The new cap hikes will leave the lowest-paid workers saddled with energy bills “higher than their monthly pay,” said Jacob Jaffa in The Sun, which could “force thousands of Brits into debt.” Average energy bills are set to increase from $2,293 to $4,128 per year. When the cost of food and rent is taken into account, even middle-income Brits with salaries around $26,300 will be hard-pressed to meet their bills. Families and businesses will be crushed without “further state support,” said the Financial Times in an editorial. The small and medium-sized businesses responsibl­e for 60 percent of U.K. jobs cannot simply “absorb soaring bills and pass on price increases to consumers.” In the short term, there’s no other solution but direct payments to the poorest and those on fixed incomes, and direct support to businesses through grants and rebates.

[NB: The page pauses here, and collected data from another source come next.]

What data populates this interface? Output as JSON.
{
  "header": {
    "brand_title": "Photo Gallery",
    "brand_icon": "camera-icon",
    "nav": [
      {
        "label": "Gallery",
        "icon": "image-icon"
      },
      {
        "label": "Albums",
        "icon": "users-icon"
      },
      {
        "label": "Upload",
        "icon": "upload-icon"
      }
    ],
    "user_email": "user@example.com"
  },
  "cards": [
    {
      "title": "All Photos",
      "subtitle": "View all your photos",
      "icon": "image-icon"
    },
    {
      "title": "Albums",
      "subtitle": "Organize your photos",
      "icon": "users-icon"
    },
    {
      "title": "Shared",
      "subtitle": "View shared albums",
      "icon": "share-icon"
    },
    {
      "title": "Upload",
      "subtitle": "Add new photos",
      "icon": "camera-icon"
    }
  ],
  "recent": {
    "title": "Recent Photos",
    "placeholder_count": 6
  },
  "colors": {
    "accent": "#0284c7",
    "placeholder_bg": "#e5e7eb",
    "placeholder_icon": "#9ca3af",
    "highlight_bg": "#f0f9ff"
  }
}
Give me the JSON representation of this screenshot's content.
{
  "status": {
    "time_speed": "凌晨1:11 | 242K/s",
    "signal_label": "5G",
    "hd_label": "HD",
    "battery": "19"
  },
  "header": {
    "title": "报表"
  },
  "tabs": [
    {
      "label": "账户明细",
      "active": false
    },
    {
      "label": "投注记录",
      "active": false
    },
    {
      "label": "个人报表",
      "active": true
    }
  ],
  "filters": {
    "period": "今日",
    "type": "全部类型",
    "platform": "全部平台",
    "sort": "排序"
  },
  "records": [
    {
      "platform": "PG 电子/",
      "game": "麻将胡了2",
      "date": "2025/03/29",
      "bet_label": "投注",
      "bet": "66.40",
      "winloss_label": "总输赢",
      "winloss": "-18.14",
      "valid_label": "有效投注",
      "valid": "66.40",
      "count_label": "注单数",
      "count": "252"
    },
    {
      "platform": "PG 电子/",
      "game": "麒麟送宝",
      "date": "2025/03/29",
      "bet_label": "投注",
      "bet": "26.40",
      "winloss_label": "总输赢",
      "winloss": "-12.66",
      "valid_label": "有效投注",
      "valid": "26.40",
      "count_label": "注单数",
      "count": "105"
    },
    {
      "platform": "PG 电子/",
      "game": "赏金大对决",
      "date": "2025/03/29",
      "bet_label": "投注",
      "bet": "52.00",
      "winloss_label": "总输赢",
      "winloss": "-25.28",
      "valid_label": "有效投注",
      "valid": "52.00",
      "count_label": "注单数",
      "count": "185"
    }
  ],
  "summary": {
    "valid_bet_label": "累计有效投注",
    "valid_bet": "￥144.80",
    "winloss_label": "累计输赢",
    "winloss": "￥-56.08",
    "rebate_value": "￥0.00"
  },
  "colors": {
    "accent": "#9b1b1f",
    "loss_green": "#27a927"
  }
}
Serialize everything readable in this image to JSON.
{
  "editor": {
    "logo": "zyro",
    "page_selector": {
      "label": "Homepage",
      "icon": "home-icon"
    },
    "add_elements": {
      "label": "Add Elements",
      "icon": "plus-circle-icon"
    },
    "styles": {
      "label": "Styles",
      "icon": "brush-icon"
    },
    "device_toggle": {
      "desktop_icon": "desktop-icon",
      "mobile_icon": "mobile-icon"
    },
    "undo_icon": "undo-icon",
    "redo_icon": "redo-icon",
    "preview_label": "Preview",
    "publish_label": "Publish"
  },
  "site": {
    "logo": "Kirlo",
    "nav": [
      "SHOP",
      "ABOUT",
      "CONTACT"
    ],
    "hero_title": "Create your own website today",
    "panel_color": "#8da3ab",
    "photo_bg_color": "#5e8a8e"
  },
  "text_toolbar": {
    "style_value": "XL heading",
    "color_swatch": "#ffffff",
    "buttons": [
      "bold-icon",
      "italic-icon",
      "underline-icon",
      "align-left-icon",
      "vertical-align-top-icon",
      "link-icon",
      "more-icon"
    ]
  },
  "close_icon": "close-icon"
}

Yet our likely next prime minister says she doesn’t believe in giving people direct aid, said Donnachadh McCarthy in The Independen­t. Foreign Secretary Liz Truss, who is leading former chancellor Rishi Sunak by 22 percentage points in polls in the race to succeed Johnson, said she would solve the energy price crisis in the “Conservati­ve way” by “lowering the tax burden, not giving out handouts.” Truss, who used to be commercial manager for the oil giant Shell, has proposed “a massive ramping up” of North Sea oil projects, a resumption of fracking on the British mainland, and “a frenzied building of eye-wateringly expensive new nuclear power plants.” Yet “if Britain’s economy is not to sink like the Titanic,” she will have to help consumers now, not just provide energy later. It’s unfortunat­e that Truss will “almost certainly” have to implement “an enormous bailout for the public and for industry,” said The Daily Telegraph in an editorial. But at least she will return the country to a culture of personal responsibi­lity after that—indeed, that’s why Conservati­ves prefer her. “The age in which large parts of the population looked to the government to fix all of their problems has to come to an end.”